Pagination & filtering
Cursor-based, stable, fast — the same on every list endpoint.
| Param | Meaning |
|---|---|
| limit | Page size, 1–100 (default 25). |
| cursor | Opaque cursor — pass the previous page's meta.nextCursor. |
| archived | true to include archived records (hidden by default). |
| filters | Each resource lists its exact-match filters below, e.g. ?discipline=enduro. |
let cursor;
do {
const url = new URL("https://api.dirtanian.com/v1/activities");
url.searchParams.set("limit", "100");
if (cursor) url.searchParams.set("cursor", cursor);
const page = await fetch(url, { headers: { "x-api-key": KEY } }).then(r => r.json());
handle(page.data);
cursor = page.meta.hasMore ? page.meta.nextCursor : null;
} while (cursor);
Data care & fair use
- Personal data never leaves the platform.
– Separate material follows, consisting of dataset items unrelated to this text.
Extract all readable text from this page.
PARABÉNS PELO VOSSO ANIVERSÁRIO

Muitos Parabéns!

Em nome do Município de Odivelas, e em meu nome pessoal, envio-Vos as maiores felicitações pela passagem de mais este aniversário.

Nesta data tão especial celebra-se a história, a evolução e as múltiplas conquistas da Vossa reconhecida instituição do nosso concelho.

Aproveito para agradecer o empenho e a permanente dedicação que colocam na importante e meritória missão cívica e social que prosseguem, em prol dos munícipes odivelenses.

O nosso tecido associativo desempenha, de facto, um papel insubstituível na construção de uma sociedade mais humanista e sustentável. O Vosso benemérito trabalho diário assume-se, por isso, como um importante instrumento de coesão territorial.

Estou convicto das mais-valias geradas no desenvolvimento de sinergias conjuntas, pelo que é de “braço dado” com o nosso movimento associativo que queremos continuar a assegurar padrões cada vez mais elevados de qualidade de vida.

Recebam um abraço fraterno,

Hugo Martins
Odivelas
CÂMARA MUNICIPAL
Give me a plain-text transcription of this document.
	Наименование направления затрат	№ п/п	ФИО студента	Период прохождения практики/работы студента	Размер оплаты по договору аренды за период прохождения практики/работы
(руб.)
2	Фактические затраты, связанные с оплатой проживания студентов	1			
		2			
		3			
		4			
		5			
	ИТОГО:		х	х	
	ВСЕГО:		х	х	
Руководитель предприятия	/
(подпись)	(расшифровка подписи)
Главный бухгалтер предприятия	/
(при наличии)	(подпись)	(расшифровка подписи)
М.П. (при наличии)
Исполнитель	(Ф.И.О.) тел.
Competitor endpoints return public fields only — email, phone, date of birth, address, medical information, dependents and payment details are never exposed, on any scope. Social reach comes back as counts, not follower lists. (POPIA-aligned by design.)
- The ledger stays authoritative. Orders are read-only; the payment engine owns every write, so what you read always matches the money that moved.
- Platform-managed fields (ids, timestamps, sold tickets/entries, ratings, commission rates, KOM standings, counters) are set by Dirtanian — writes that touch them are declined with a clear message.
- Fair use: paginate rather than hammer, cache what you can, and keep to the data you need. Every key's usage is visible to admins; keys can be scoped, expired and revoked.